Staff of banks and financial institutions have been urged to adapt to the rapid developments in digitisation in order to stay relevant in the industry.
Speaking at the maiden Ghana Banking Sector Report Webinar organised by Business24 Media Limited, the Head of Channels at UMB Bank, Myles Hagan, cautioned that any banker who wants to remain employed would need to enhance their education and skills in digital banking operations.
“Presently, certain institutions have adopted working from home, which means you do not necessarily have to come to the office but can use digital tools to execute your functions. Moving forward, in terms of workforce and digital adoption, staff who can equip themselves with knowledge to use technology are in a better position to remain in their jobs, as against those that may find challenges in adopting digital tools,” he said.
Several major technological trends are converging and transforming digital banking services for businesses. The result is that banks across the country and beyond are waking up to growing competition and the changing demands of their clients.
. Hagan said companies of all sizes across the continent are embarking on their own digital transformations.
Businesses want faster and more convenient methods to transfer funds and analyse their financial data. This means shifting away from manual paper-based processes and adopting electronic, increasingly automated payment processes that also allow more sophisticated, data-driven decisions, he said.
He also explained that digital channels such as ATMs, internet banking, and mobile apps have always been around, but it was the adoption and uptake that was missing.
However, he said, the onset of Covid-19 has spurred growth in digital adoption, with most entities in the ecosystem (banks, fintechs and allied services like telcos) reengineering their existing portfolio, which has affected processes.

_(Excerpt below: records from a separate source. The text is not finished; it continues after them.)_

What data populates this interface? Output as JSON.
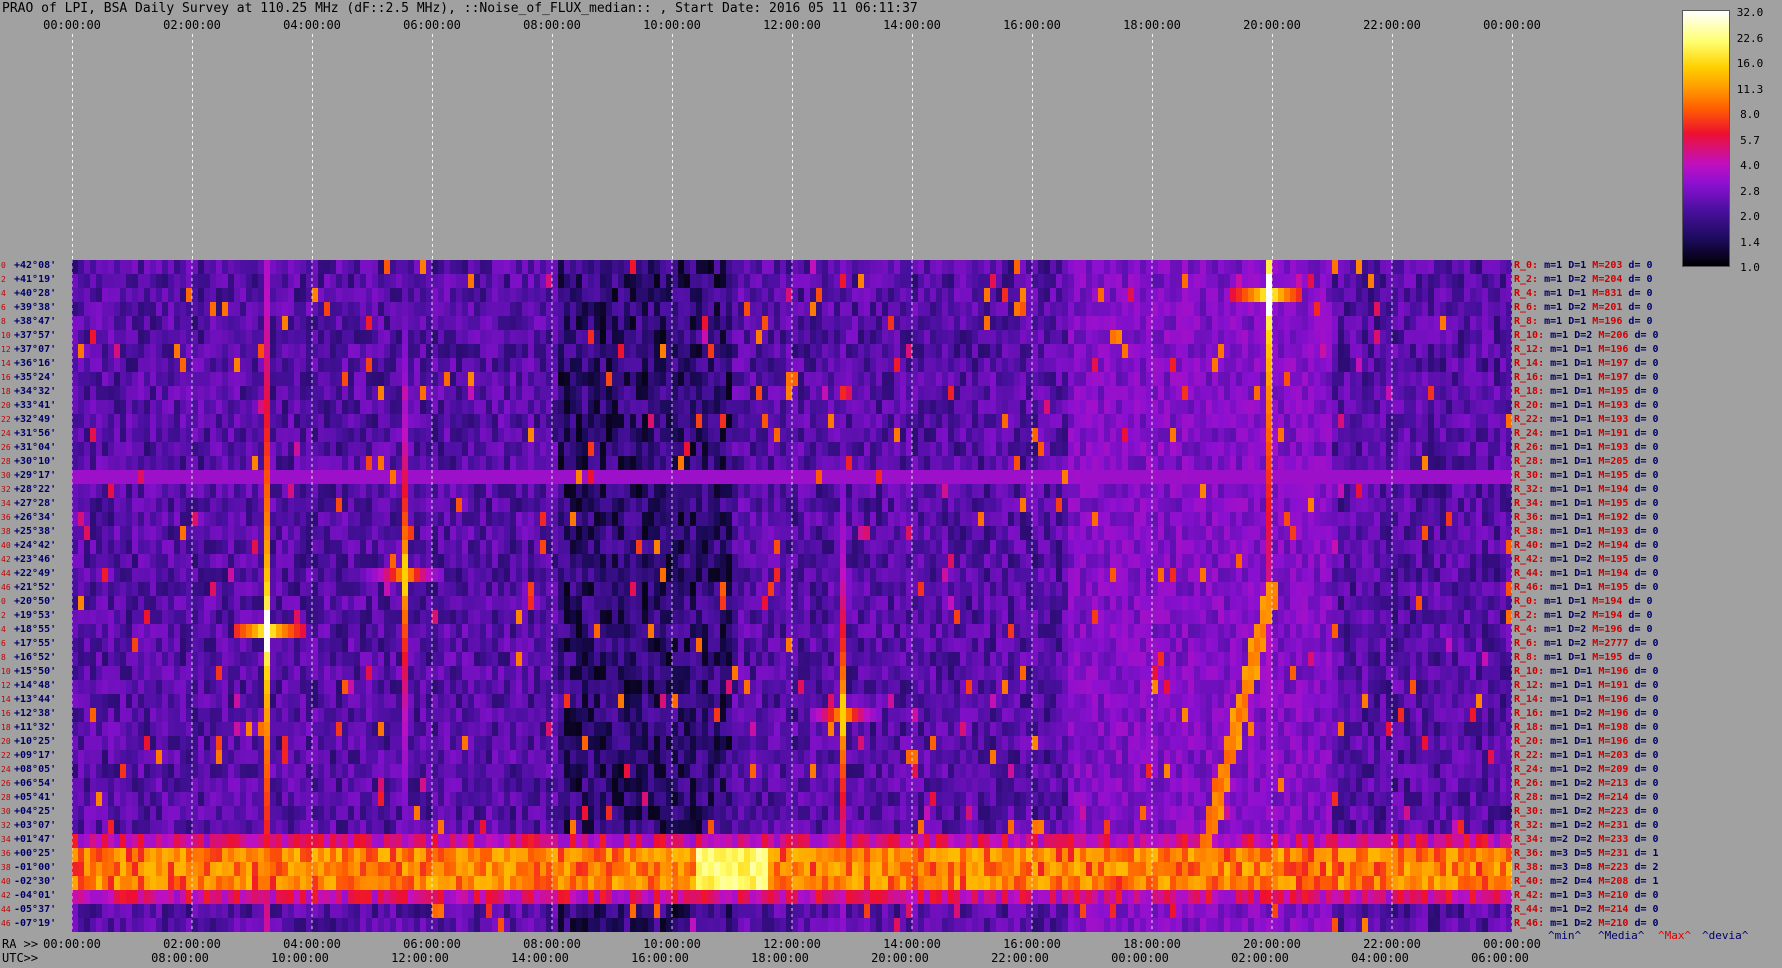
{
  "title": "PRAO of LPI, BSA Daily Survey at 110.25 MHz (dF::2.5 MHz), ::Noise_of_FLUX_median:: , Start Date: 2016 05 11 06:11:37",
  "ra_label": "RA >>",
  "utc_label": "UTC>>",
  "top_ticks": [
    "00:00:00",
    "02:00:00",
    "04:00:00",
    "06:00:00",
    "08:00:00",
    "10:00:00",
    "12:00:00",
    "14:00:00",
    "16:00:00",
    "18:00:00",
    "20:00:00",
    "22:00:00",
    "00:00:00"
  ],
  "bottom_ra_ticks": [
    "00:00:00",
    "02:00:00",
    "04:00:00",
    "06:00:00",
    "08:00:00",
    "10:00:00",
    "12:00:00",
    "14:00:00",
    "16:00:00",
    "18:00:00",
    "20:00:00",
    "22:00:00",
    "00:00:00"
  ],
  "bottom_utc_ticks": [
    "08:00:00",
    "10:00:00",
    "12:00:00",
    "14:00:00",
    "16:00:00",
    "18:00:00",
    "20:00:00",
    "22:00:00",
    "00:00:00",
    "02:00:00",
    "04:00:00",
    "06:00:00"
  ],
  "dec_labels": [
    "+42°08'",
    "+41°19'",
    "+40°28'",
    "+39°38'",
    "+38°47'",
    "+37°57'",
    "+37°07'",
    "+36°16'",
    "+35°24'",
    "+34°32'",
    "+33°41'",
    "+32°49'",
    "+31°56'",
    "+31°04'",
    "+30°10'",
    "+29°17'",
    "+28°22'",
    "+27°28'",
    "+26°34'",
    "+25°38'",
    "+24°42'",
    "+23°46'",
    "+22°49'",
    "+21°52'",
    "+20°50'",
    "+19°53'",
    "+18°55'",
    "+17°55'",
    "+16°52'",
    "+15°50'",
    "+14°48'",
    "+13°44'",
    "+12°38'",
    "+11°32'",
    "+10°25'",
    "+09°17'",
    "+08°05'",
    "+06°54'",
    "+05°41'",
    "+04°25'",
    "+03°07'",
    "+01°47'",
    "+00°25'",
    "-01°00'",
    "-02°30'",
    "-04°01'",
    "-05°37'",
    "-07°19'"
  ],
  "row_index_labels": [
    "0",
    "2",
    "4",
    "6",
    "8",
    "10",
    "12",
    "14",
    "16",
    "18",
    "20",
    "22",
    "24",
    "26",
    "28",
    "30",
    "32",
    "34",
    "36",
    "38",
    "40",
    "42",
    "44",
    "46",
    "0",
    "2",
    "4",
    "6",
    "8",
    "10",
    "12",
    "14",
    "16",
    "18",
    "20",
    "22",
    "24",
    "26",
    "28",
    "30",
    "32",
    "34",
    "36",
    "38",
    "40",
    "42",
    "44",
    "46"
  ],
  "stats": [
    {
      "r": "R_0:",
      "m": "1",
      "D": "1",
      "M": "203",
      "d": "0"
    },
    {
      "r": "R_2:",
      "m": "1",
      "D": "2",
      "M": "204",
      "d": "0"
    },
    {
      "r": "R_4:",
      "m": "1",
      "D": "1",
      "M": "831",
      "d": "0"
    },
    {
      "r": "R_6:",
      "m": "1",
      "D": "2",
      "M": "201",
      "d": "0"
    },
    {
      "r": "R_8:",
      "m": "1",
      "D": "1",
      "M": "196",
      "d": "0"
    },
    {
      "r": "R_10:",
      "m": "1",
      "D": "2",
      "M": "206",
      "d": "0"
    },
    {
      "r": "R_12:",
      "m": "1",
      "D": "1",
      "M": "196",
      "d": "0"
    },
    {
      "r": "R_14:",
      "m": "1",
      "D": "1",
      "M": "197",
      "d": "0"
    },
    {
      "r": "R_16:",
      "m": "1",
      "D": "1",
      "M": "197",
      "d": "0"
    },
    {
      "r": "R_18:",
      "m": "1",
      "D": "1",
      "M": "195",
      "d": "0"
    },
    {
      "r": "R_20:",
      "m": "1",
      "D": "1",
      "M": "193",
      "d": "0"
    },
    {
      "r": "R_22:",
      "m": "1",
      "D": "1",
      "M": "193",
      "d": "0"
    },
    {
      "r": "R_24:",
      "m": "1",
      "D": "1",
      "M": "191",
      "d": "0"
    },
    {
      "r": "R_26:",
      "m": "1",
      "D": "1",
      "M": "193",
      "d": "0"
    },
    {
      "r": "R_28:",
      "m": "1",
      "D": "1",
      "M": "205",
      "d": "0"
    },
    {
      "r": "R_30:",
      "m": "1",
      "D": "1",
      "M": "195",
      "d": "0"
    },
    {
      "r": "R_32:",
      "m": "1",
      "D": "1",
      "M": "194",
      "d": "0"
    },
    {
      "r": "R_34:",
      "m": "1",
      "D": "1",
      "M": "195",
      "d": "0"
    },
    {
      "r": "R_36:",
      "m": "1",
      "D": "1",
      "M": "192",
      "d": "0"
    },
    {
      "r": "R_38:",
      "m": "1",
      "D": "1",
      "M": "193",
      "d": "0"
    },
    {
      "r": "R_40:",
      "m": "1",
      "D": "2",
      "M": "194",
      "d": "0"
    },
    {
      "r": "R_42:",
      "m": "1",
      "D": "2",
      "M": "195",
      "d": "0"
    },
    {
      "r": "R_44:",
      "m": "1",
      "D": "1",
      "M": "194",
      "d": "0"
    },
    {
      "r": "R_46:",
      "m": "1",
      "D": "1",
      "M": "195",
      "d": "0"
    },
    {
      "r": "R_0:",
      "m": "1",
      "D": "1",
      "M": "194",
      "d": "0"
    },
    {
      "r": "R_2:",
      "m": "1",
      "D": "2",
      "M": "194",
      "d": "0"
    },
    {
      "r": "R_4:",
      "m": "1",
      "D": "2",
      "M": "196",
      "d": "0"
    },
    {
      "r": "R_6:",
      "m": "1",
      "D": "2",
      "M": "2777",
      "d": "0"
    },
    {
      "r": "R_8:",
      "m": "1",
      "D": "1",
      "M": "195",
      "d": "0"
    },
    {
      "r": "R_10:",
      "m": "1",
      "D": "1",
      "M": "196",
      "d": "0"
    },
    {
      "r": "R_12:",
      "m": "1",
      "D": "1",
      "M": "191",
      "d": "0"
    },
    {
      "r": "R_14:",
      "m": "1",
      "D": "1",
      "M": "196",
      "d": "0"
    },
    {
      "r": "R_16:",
      "m": "1",
      "D": "2",
      "M": "196",
      "d": "0"
    },
    {
      "r": "R_18:",
      "m": "1",
      "D": "1",
      "M": "198",
      "d": "0"
    },
    {
      "r": "R_20:",
      "m": "1",
      "D": "1",
      "M": "196",
      "d": "0"
    },
    {
      "r": "R_22:",
      "m": "1",
      "D": "1",
      "M": "203",
      "d": "0"
    },
    {
      "r": "R_24:",
      "m": "1",
      "D": "2",
      "M": "209",
      "d": "0"
    },
    {
      "r": "R_26:",
      "m": "1",
      "D": "2",
      "M": "213",
      "d": "0"
    },
    {
      "r": "R_28:",
      "m": "1",
      "D": "2",
      "M": "214",
      "d": "0"
    },
    {
      "r": "R_30:",
      "m": "1",
      "D": "2",
      "M": "223",
      "d": "0"
    },
    {
      "r": "R_32:",
      "m": "1",
      "D": "2",
      "M": "231",
      "d": "0"
    },
    {
      "r": "R_34:",
      "m": "2",
      "D": "2",
      "M": "233",
      "d": "0"
    },
    {
      "r": "R_36:",
      "m": "3",
      "D": "5",
      "M": "231",
      "d": "1"
    },
    {
      "r": "R_38:",
      "m": "3",
      "D": "8",
      "M": "223",
      "d": "2"
    },
    {
      "r": "R_40:",
      "m": "2",
      "D": "4",
      "M": "208",
      "d": "1"
    },
    {
      "r": "R_42:",
      "m": "1",
      "D": "3",
      "M": "210",
      "d": "0"
    },
    {
      "r": "R_44:",
      "m": "1",
      "D": "2",
      "M": "214",
      "d": "0"
    },
    {
      "r": "R_46:",
      "m": "1",
      "D": "2",
      "M": "210",
      "d": "0"
    }
  ],
  "legend": {
    "min": "^min^",
    "median": "^Media^",
    "max": "^Max^",
    "devia": "^devia^"
  },
  "colorbar": {
    "ticks": [
      "32.0",
      "22.6",
      "16.0",
      "11.3",
      "8.0",
      "5.7",
      "4.0",
      "2.8",
      "2.0",
      "1.4",
      "1.0"
    ]
  },
  "chart_data": {
    "type": "heatmap",
    "x_ra_range": [
      "00:00:00",
      "24:00:00"
    ],
    "x_utc_range": [
      "06:11:37",
      "06:11:37 (+1 day)"
    ],
    "y_range": [
      "+42°08'",
      "-07°19'"
    ],
    "value_scale": "log",
    "value_range": [
      1.0,
      32.0
    ],
    "colormap": [
      "#000000",
      "#1a0a58",
      "#4a10a0",
      "#8a10d0",
      "#c010c0",
      "#ee1030",
      "#ff6000",
      "#ff9c00",
      "#ffd000",
      "#ffff70",
      "#ffffff"
    ],
    "sources": [
      {
        "ra_h": 3.2,
        "row": 26,
        "intensity": 32
      },
      {
        "ra_h": 19.9,
        "row": 2,
        "intensity": 32
      },
      {
        "ra_h": 12.8,
        "row": 32,
        "intensity": 16
      },
      {
        "ra_h": 5.5,
        "row": 22,
        "intensity": 16
      }
    ],
    "hot_band_rows": [
      42,
      43,
      44
    ],
    "horizontal_stripe_row": 14.7
  }
}
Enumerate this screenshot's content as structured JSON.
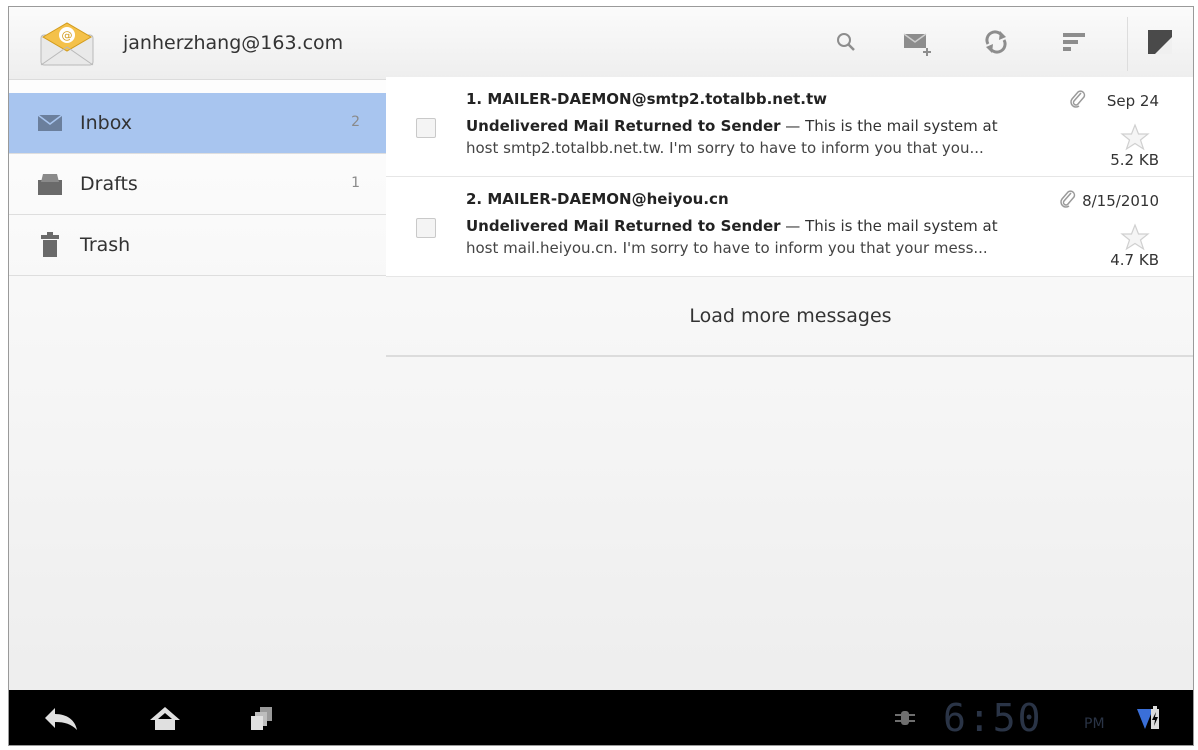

“For example, if there was patronage initially of a mobile app, customers now want a little bit more than what used to be on the app. Most banks will be recording about 90 percent uptake in digital services—and that is very good. It helps us drive more uptake by advising customers and putting up educative materials so most customers will move towards digital rather than analogue.”
He added that banks need to provide a better, more relevant service, and invest in products that meet the changing customer needs of real-time, mobile, frictionless and simple banking.
On how well banks are prepared to meet the dynamics of customer expectations, he stated: “Most banks are enhancing their levels of investments in the adoption of predictive analysis, artificial intelligence and business analytical tools, which can help us preempt customer expectations. So what is going to happen is most banks can forecast that this customer per his strength may need this.”